The potential timing of any order related to Dominion's fuel case will hinge on when the SCC arranges the case for hearing as the state regulatory agency has no deadline to rule on. The commission has three months to decide the transmission rate request. According to Dominion Virginia Power's spokesman, the company expects a ruling by the start of August 2014.
Overall Performance of the Company and Concluding Remarks
Dominion released its Q1 FY 2014 results a few weeks ago, and the company posted $1.04 earnings per share for Q1 FY 2014 beating the analysts' consensus estimate of $0.97 by $0.07. During Q1 FY 2013, the company reported $0.83 earnings per share. On average, analysts expect the company will post $3.54 earnings per share for FY 2014. The company currently has a consensus rating of "hold" by the twenty rating firms that cover the company.
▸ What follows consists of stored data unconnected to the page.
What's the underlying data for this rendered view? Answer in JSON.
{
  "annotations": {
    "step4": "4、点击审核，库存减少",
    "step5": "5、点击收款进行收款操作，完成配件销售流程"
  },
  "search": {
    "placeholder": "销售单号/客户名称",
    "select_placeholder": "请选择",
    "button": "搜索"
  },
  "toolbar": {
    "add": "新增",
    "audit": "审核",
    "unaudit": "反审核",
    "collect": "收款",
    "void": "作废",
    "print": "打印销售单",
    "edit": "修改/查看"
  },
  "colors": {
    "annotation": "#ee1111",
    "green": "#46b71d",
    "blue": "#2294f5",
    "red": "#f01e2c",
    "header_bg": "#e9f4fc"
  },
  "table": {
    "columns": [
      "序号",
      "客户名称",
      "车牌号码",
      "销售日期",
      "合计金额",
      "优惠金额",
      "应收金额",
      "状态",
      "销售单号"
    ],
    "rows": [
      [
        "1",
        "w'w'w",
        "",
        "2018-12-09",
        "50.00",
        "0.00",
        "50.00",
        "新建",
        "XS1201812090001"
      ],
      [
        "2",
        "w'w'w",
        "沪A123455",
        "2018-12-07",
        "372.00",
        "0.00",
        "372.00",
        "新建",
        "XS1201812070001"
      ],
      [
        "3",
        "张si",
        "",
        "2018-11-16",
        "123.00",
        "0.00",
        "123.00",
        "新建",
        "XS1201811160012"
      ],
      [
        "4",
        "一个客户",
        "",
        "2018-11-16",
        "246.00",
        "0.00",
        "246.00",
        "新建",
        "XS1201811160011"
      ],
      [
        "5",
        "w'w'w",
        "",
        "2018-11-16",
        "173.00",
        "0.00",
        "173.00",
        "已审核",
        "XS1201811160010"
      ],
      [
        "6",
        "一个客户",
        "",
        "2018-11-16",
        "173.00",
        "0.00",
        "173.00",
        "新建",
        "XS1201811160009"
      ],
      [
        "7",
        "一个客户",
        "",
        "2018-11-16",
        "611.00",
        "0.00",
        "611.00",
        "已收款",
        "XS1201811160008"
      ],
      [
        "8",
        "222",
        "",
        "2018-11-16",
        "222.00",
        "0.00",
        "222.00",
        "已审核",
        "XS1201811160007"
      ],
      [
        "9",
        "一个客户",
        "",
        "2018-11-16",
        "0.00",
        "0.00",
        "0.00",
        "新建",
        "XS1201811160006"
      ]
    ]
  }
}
The company's recent acquisition will support its bottom line and it will add more solar energy to the company's generation mix. This is because solar energy is a renewable source that is not susceptible to volatile fuel costs such as natural gas. The rise in natural gas prices as a result of harsh winters affected the company's bottom line and has caused Dominion Virginia Power to file a request for a rate increase. If the proposal is approved by the regulators, this may result in a 4.1% increase in customers' bills for two years starting from July 2014. Considering the company's efforts to improve its performance and position by adding cheap renewable resources to its generation mix, I believe the company is a worthwhile investment.